La Chiesa celebra in modo particolare la Natività della Madonna, poiché la storia dell’Antico Testamento si divide in due parti: prima e dopo la sua nascita. Sebbene vi siano stati Patriarchi e Profeti, nulla era sufficiente per attirare la misericordia divina e realizzare il tempo della Redenzione finché Dio non fece nascere la creatura perfetta. La sua presenza sulla terra fu un’occasione di grazie eccezionali, essendo Lei la creatura più contemplativa di tutti i tempi.

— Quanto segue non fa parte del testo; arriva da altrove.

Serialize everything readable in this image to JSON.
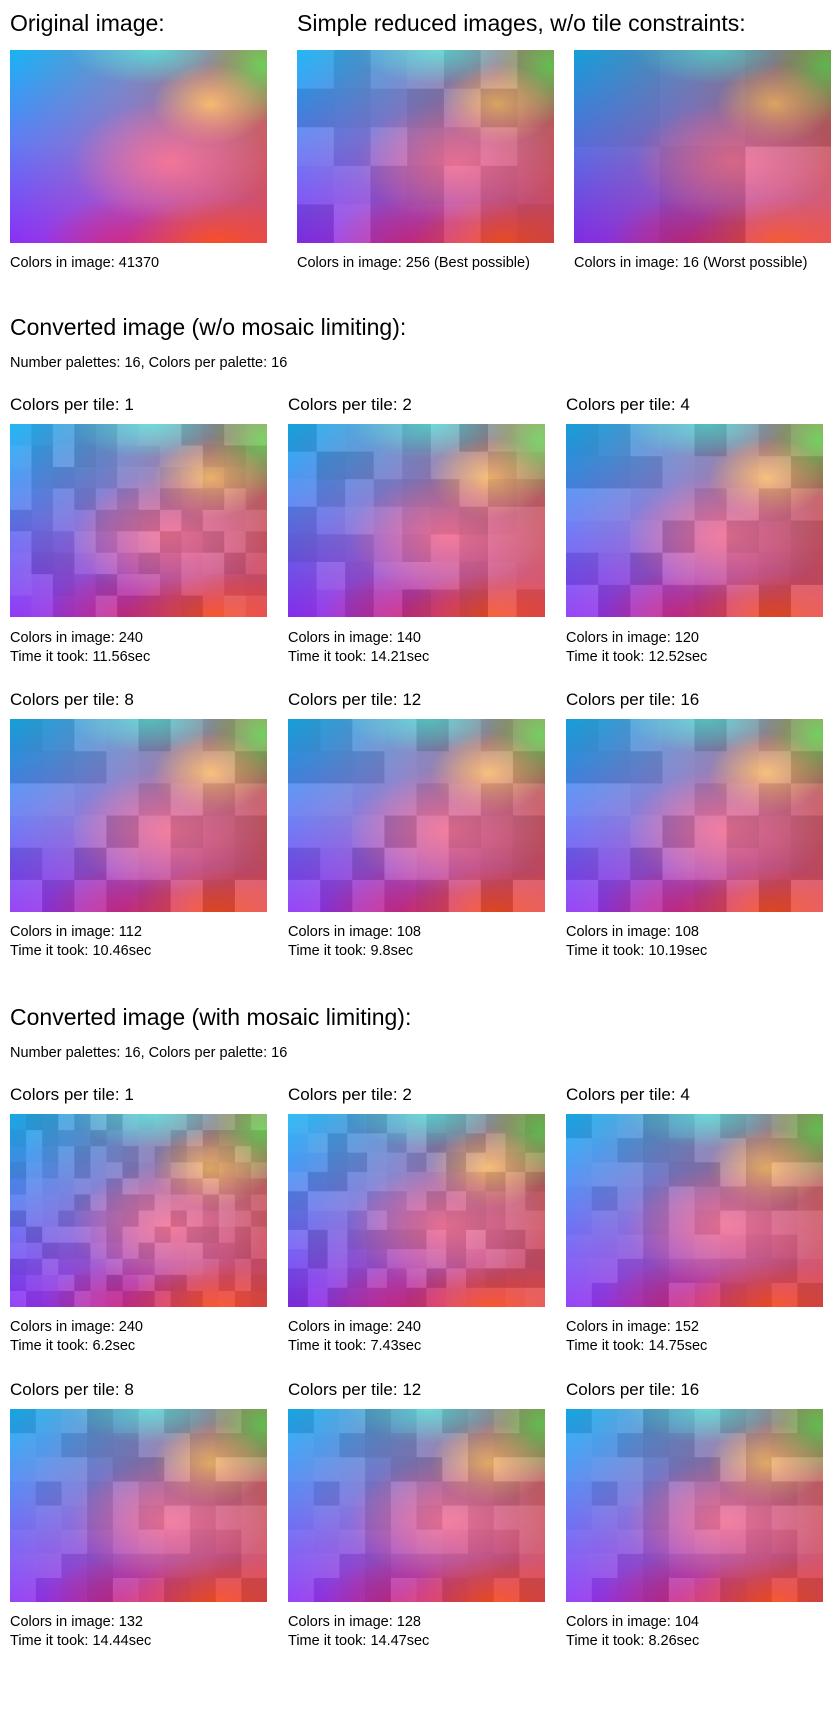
{
  "top": {
    "original": {
      "heading": "Original image:",
      "caption": "Colors in image: 41370"
    },
    "reduced": {
      "heading": "Simple reduced images, w/o tile constraints:",
      "captions": [
        "Colors in image: 256 (Best possible)",
        "Colors in image: 16 (Worst possible)"
      ]
    }
  },
  "sections": [
    {
      "title": "Converted image (w/o mosaic limiting):",
      "subtitle": "Number palettes: 16,  Colors per palette: 16",
      "items": [
        {
          "label": "Colors per tile: 1",
          "colors": "Colors in image: 240",
          "time": "Time it took: 11.56sec"
        },
        {
          "label": "Colors per tile: 2",
          "colors": "Colors in image: 140",
          "time": "Time it took: 14.21sec"
        },
        {
          "label": "Colors per tile: 4",
          "colors": "Colors in image: 120",
          "time": "Time it took: 12.52sec"
        },
        {
          "label": "Colors per tile: 8",
          "colors": "Colors in image: 112",
          "time": "Time it took: 10.46sec"
        },
        {
          "label": "Colors per tile: 12",
          "colors": "Colors in image: 108",
          "time": "Time it took: 9.8sec"
        },
        {
          "label": "Colors per tile: 16",
          "colors": "Colors in image: 108",
          "time": "Time it took: 10.19sec"
        }
      ]
    },
    {
      "title": "Converted image (with mosaic limiting):",
      "subtitle": "Number palettes: 16,  Colors per palette: 16",
      "items": [
        {
          "label": "Colors per tile: 1",
          "colors": "Colors in image: 240",
          "time": "Time it took: 6.2sec"
        },
        {
          "label": "Colors per tile: 2",
          "colors": "Colors in image: 240",
          "time": "Time it took: 7.43sec"
        },
        {
          "label": "Colors per tile: 4",
          "colors": "Colors in image: 152",
          "time": "Time it took: 14.75sec"
        },
        {
          "label": "Colors per tile: 8",
          "colors": "Colors in image: 132",
          "time": "Time it took: 14.44sec"
        },
        {
          "label": "Colors per tile: 12",
          "colors": "Colors in image: 128",
          "time": "Time it took: 14.47sec"
        },
        {
          "label": "Colors per tile: 16",
          "colors": "Colors in image: 104",
          "time": "Time it took: 8.26sec"
        }
      ]
    }
  ]
}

I dogmi mariani e la solennità dell'Assunzione
Il progetto salvifico si approfondisce e si rinnova nelle festività che si susseguono durante l’anno. La successione liturgica non è casuale: dopo la Resurrezione e l’Ascensione di Nostro Signore, si giunge alla solennità dell’Assunzione di Maria, il 15 agosto, giorno in cui la Vergine è salita in cielo in corpo e anima.
Il Concilio di Efeso e la maternità divina
Il concilio di Efeso del 431 conferì a Maria l’appellativo di Theotokos (portatrice di Dio), superando la definizione di Christotokos. Da questa definizione scaturisce la deduzione che Maria, avendo portato nel grembo il Creatore, non poteva essere soggetta alla corruzione della morte. Era conveniente che colei che aveva conservato integra la sua verginità e aveva portato in seno il Salvatore entrasse nella dimora divina integra nel corpo.

L'evoluzione del dogma dell'Assunzione
Il culto della Vergine si è formato ben prima del concilio efesino, alimentato dalla devozione popolare e dagli scritti apocrifi. Si distinsero due correnti principali nella tradizione antica: la koimesis (dormizione) in ambito orientale e il transitus in ambito occidentale. Solo nel 1950, Papa Pio XII con la Costituzione apostolica Munificentissimus Deus, proclamò solennemente il dogma: l’immacolata Madre di Dio, terminato il corso della vita terrena, fu assunta alla gloria celeste in anima e corpo.
L'Immacolata Concezione: significato e storia
La solennità dell’Immacolata Concezione, celebrata l’8 dicembre, si inserisce nel contesto dell’Avvento. Il dogma fu proclamato da Pio IX nel 1854 con la bolla Ineffabilis Deus, stabilendo che la beatissima Vergine Maria, nel primo istante della sua concezione, è stata preservata intatta da ogni macchia del peccato originale.
Risposta agli errori moderni
La proclamazione del dogma fu anche una risposta cattolica all'influenza illuminista e positivista, che promuoveva il mito del "buon selvaggio" e l'idea che la salvezza umana dipendesse solo dal progresso sociale. Affermare che Maria è stata concepita immacolata significa riconoscere che la salvezza non deriva dalla scienza o dalle ideologie, ma esclusivamente dalla grazia divina e dalla Redenzione di Cristo.

La devozione mariana nel tempo
Il culto della Vergine risponde a un profondo bisogno di avere nella religione cristiana una figura femminile che esalti la tenerezza e la dolcezza materna. Nel corso del XX secolo, le apparizioni di Lourdes, Fatima e Guadalupe hanno dato un impulso straordinario a questa devozione, trasformando il desiderio del popolo in una voce unanime che chiedeva la proclamazione dei dogmi mariani.
Ancora oggi, il 15 agosto - popolarmente noto come Ferragosto, termine che deriva dalle Feriae Augusti - rappresenta per i fedeli non solo un momento di riposo, ma un'occasione solenne per guardare alla Madonna, pregarla e rinnovare l'adesione al mistero della fede.